There is a long silence until sliced bread
pops from the toaster, then there is the scrape
of a buttered knife plowing over the browned bread
and the setting of the knife on the butter dish.
Once sitting opposite each other,
their coffee garners most of their attention.
They are not morning people.
They are not morningafter people, either.
As she sips, she questions convention
that the third date is the have sex
or break up date, when she really isn’t sure
she wants to face him over coffee
at this early hour.
As he sips, he queries sports media
to learn about the conclusion of the world series game
he surrendered to see that chick flick last night
because it was the third date
and he was sure it would end up like it did.

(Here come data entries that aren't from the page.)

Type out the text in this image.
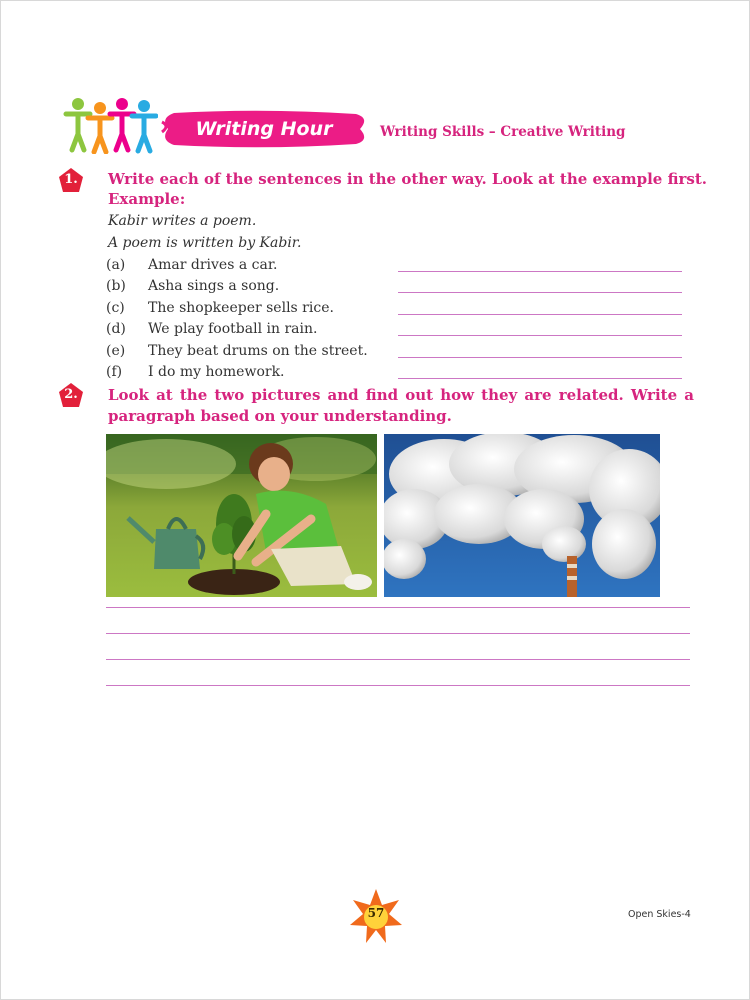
Writing Hour	Writing Skills – Creative Writing
1.	Write each of the sentences in the other way. Look at the example first.
Example:
Kabir writes a poem.
A poem is written by Kabir.
(a)	Amar drives a car.
(b)	Asha sings a song.
(c)	The shopkeeper sells rice.
(d)	We play football in rain.
(e)	They beat drums on the street.
(f)	I do my homework.
2.	Look at the two pictures and find out how they are related. Write a
paragraph based on your understanding.
57	Open Skies-4
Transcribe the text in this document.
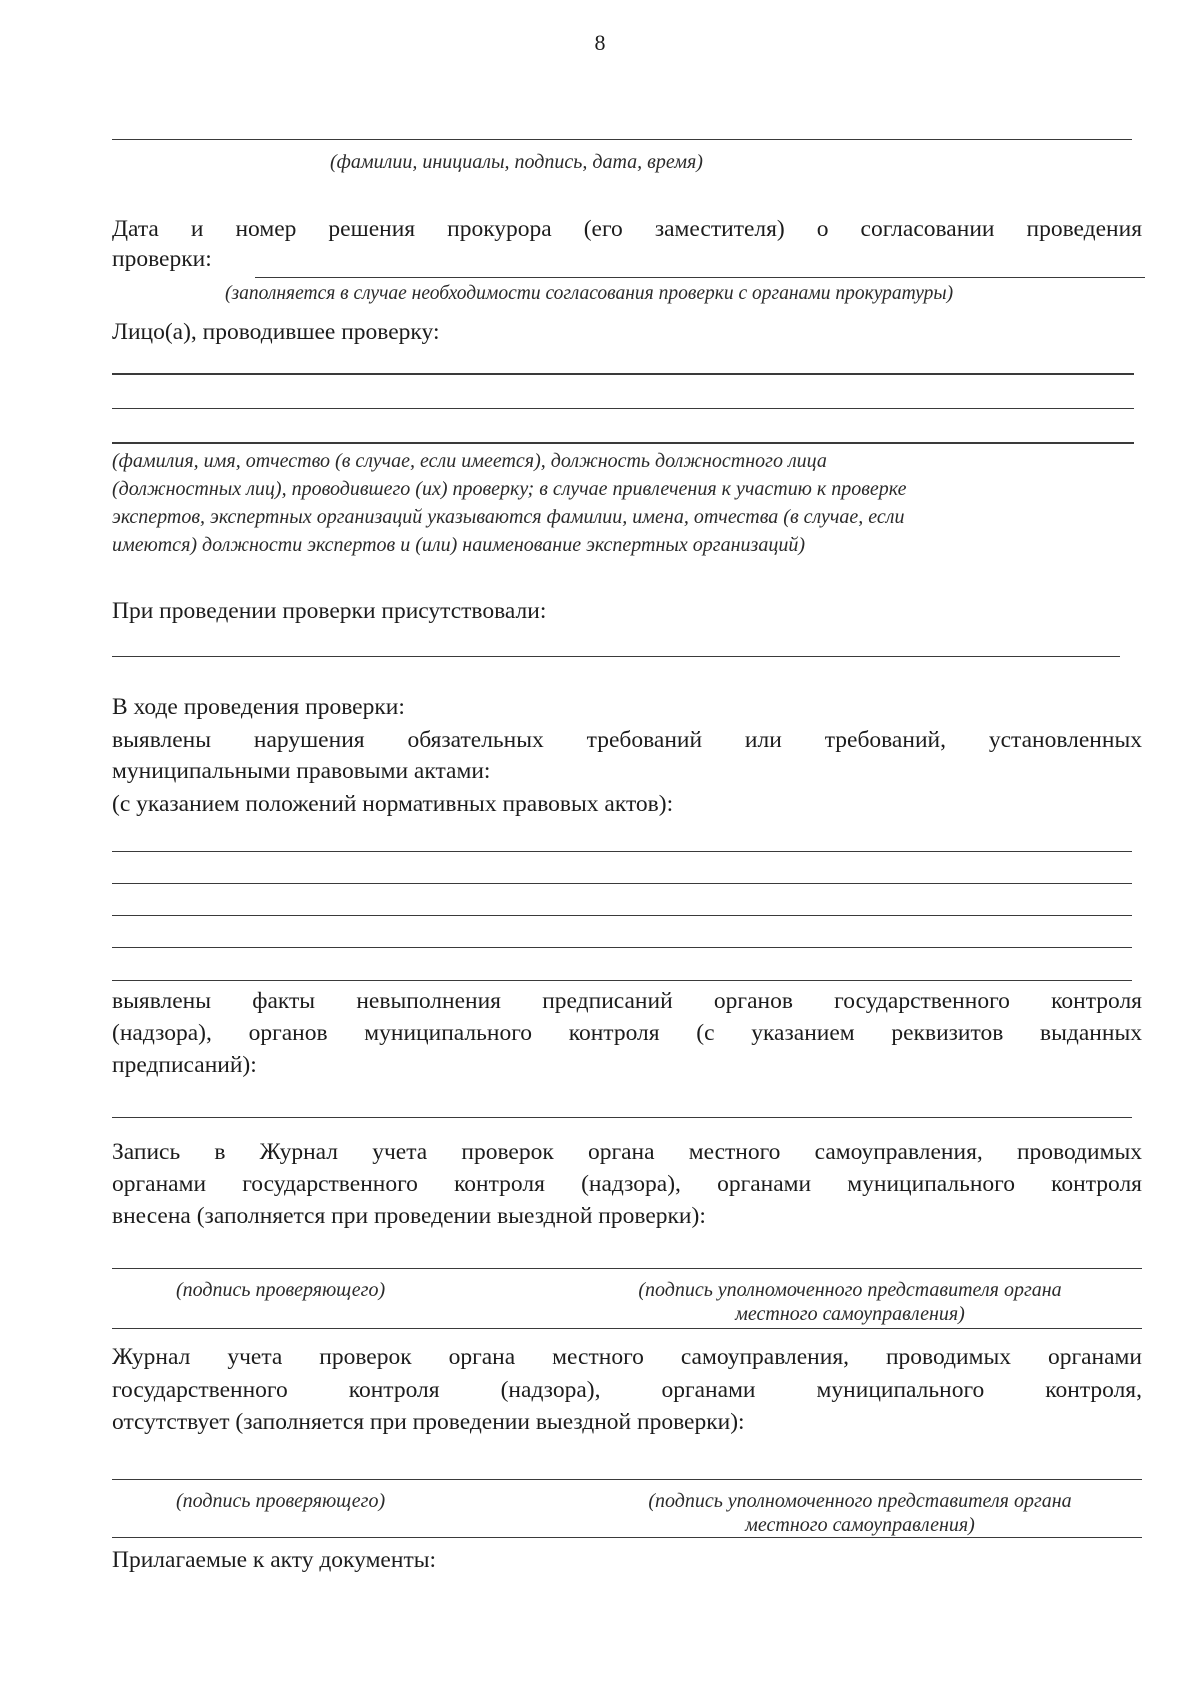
8
(фамилии, инициалы, подпись, дата, время)
Дата и номер решения прокурора (его заместителя) о согласовании проведения
проверки:
(заполняется в случае необходимости согласования проверки с органами прокуратуры)
Лицо(а), проводившее проверку:
(фамилия, имя, отчество (в случае, если имеется), должность должностного лица
(должностных лиц), проводившего (их) проверку; в случае привлечения к участию к проверке
экспертов, экспертных организаций указываются фамилии, имена, отчества (в случае, если
имеются) должности экспертов и (или) наименование экспертных организаций)
При проведении проверки присутствовали:
В ходе проведения проверки:
выявлены нарушения обязательных требований или требований, установленных
муниципальными правовыми актами:
(с указанием положений нормативных правовых актов):
выявлены факты невыполнения предписаний органов государственного контроля
(надзора), органов муниципального контроля (с указанием реквизитов выданных
предписаний):
Запись в Журнал учета проверок органа местного самоуправления, проводимых
органами государственного контроля (надзора), органами муниципального контроля
внесена (заполняется при проведении выездной проверки):
(подпись проверяющего)	(подпись уполномоченного представителя органа
местного самоуправления)
Журнал учета проверок органа местного самоуправления, проводимых органами
государственного контроля (надзора), органами муниципального контроля,
отсутствует (заполняется при проведении выездной проверки):
(подпись проверяющего)	(подпись уполномоченного представителя органа
местного самоуправления)
Прилагаемые к акту документы:
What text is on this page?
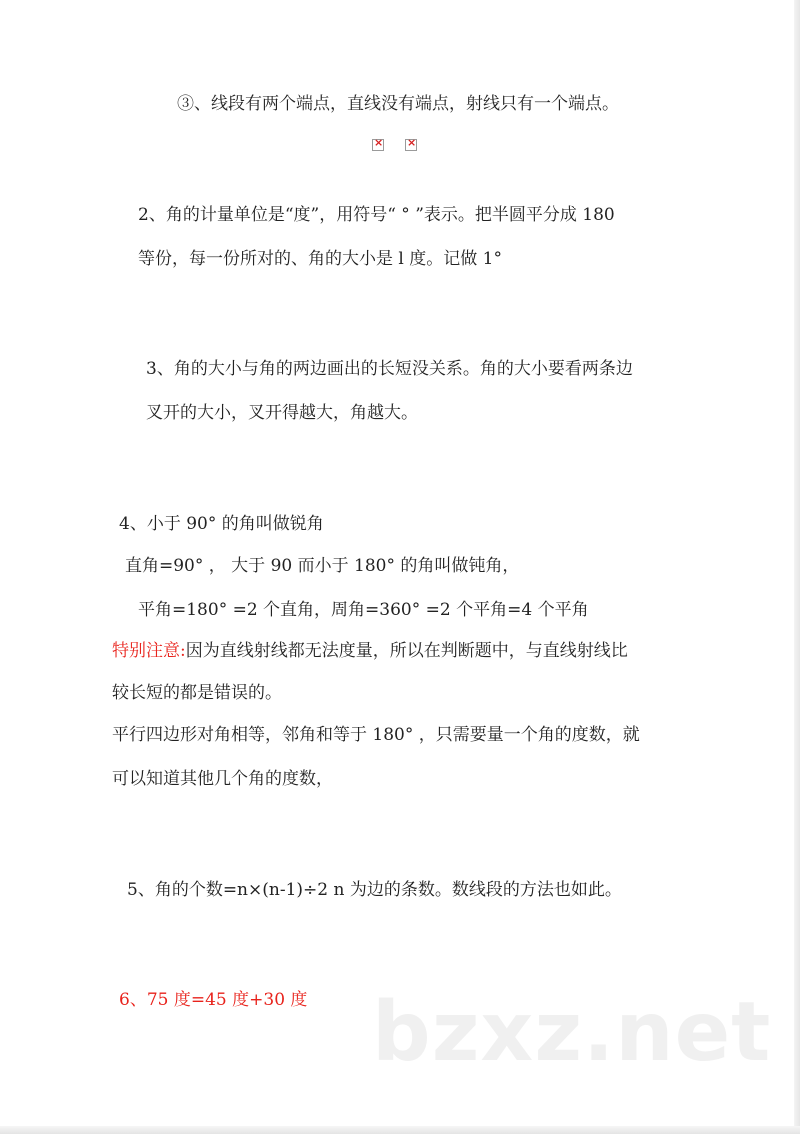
③、线段有两个端点，直线没有端点，射线只有一个端点。
×
×
2、角的计量单位是“度”，用符号“ ° ”表示。把半圆平分成 180
等份，每一份所对的、角的大小是 l 度。记做 1°
3、角的大小与角的两边画出的长短没关系。角的大小要看两条边
叉开的大小，叉开得越大，角越大。
4、小于 90° 的角叫做锐角
直角=90° ， 大于 90 而小于 180° 的角叫做钝角，
平角=180° =2 个直角，周角=360° =2 个平角=4 个平角
特别注意:因为直线射线都无法度量，所以在判断题中，与直线射线比
较长短的都是错误的。
平行四边形对角相等，邻角和等于 180° ，只需要量一个角的度数，就
可以知道其他几个角的度数，
5、角的个数=n×(n-1)÷2 n 为边的条数。数线段的方法也如此。
6、75 度=45 度+30 度 bzxz.net
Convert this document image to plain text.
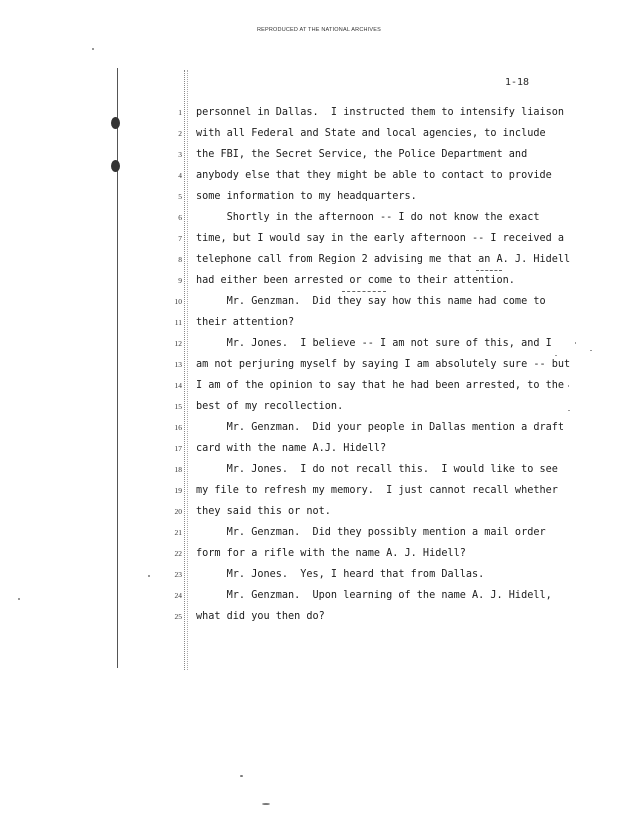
REPRODUCED AT THE NATIONAL ARCHIVES
1-18
1
2
3
4
5
6
7
8
9
10
11
12
13
14
15
16
17
18
19
20
21
22
23
24
25
personnel in Dallas.  I instructed them to intensify liaison
with all Federal and State and local agencies, to include
the FBI, the Secret Service, the Police Department and
anybody else that they might be able to contact to provide
some information to my headquarters.
Shortly in the afternoon -- I do not know the exact
time, but I would say in the early afternoon -- I received a
telephone call from Region 2 advising me that an A. J. Hidell
had either been arrested or come to their attention.
Mr. Genzman.  Did they say how this name had come to
their attention?
Mr. Jones.  I believe -- I am not sure of this, and I
am not perjuring myself by saying I am absolutely sure -- but
I am of the opinion to say that he had been arrested, to the
best of my recollection.
Mr. Genzman.  Did your people in Dallas mention a draft
card with the name A.J. Hidell?
Mr. Jones.  I do not recall this.  I would like to see
my file to refresh my memory.  I just cannot recall whether
they said this or not.
Mr. Genzman.  Did they possibly mention a mail order
form for a rifle with the name A. J. Hidell?
Mr. Jones.  Yes, I heard that from Dallas.
Mr. Genzman.  Upon learning of the name A. J. Hidell,
what did you then do?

The autumn morning chills her nipples
to emboss her cotton pajama top.
He imagines a shower together
or, at least, the loan of her toothbrush.
————————————————
Sleep is the only crib for an adult
The mind shuttles clouds
into shapes and out of them
so they may form other shapes.
The clouds tolerate this for a time,
like Jenny tolerates the baby’s grasp
upon her buttons, undoing
and attempting to fasten.
I doze with the August grassy smells
turbulent around my nose,
the rough wool blanket upon the ground,
the alder tree’s shadow
painting my face.
Kenneth P. Gurney lives in Albuquerque, NM, USA with his beloved Dianne. He emcees
the Adobe Walls open mic at Page One Books and is the founding editor of the Adobe
Walls anthology of NM poets. His latest collection of poems is Curvature of a Fluid Spine.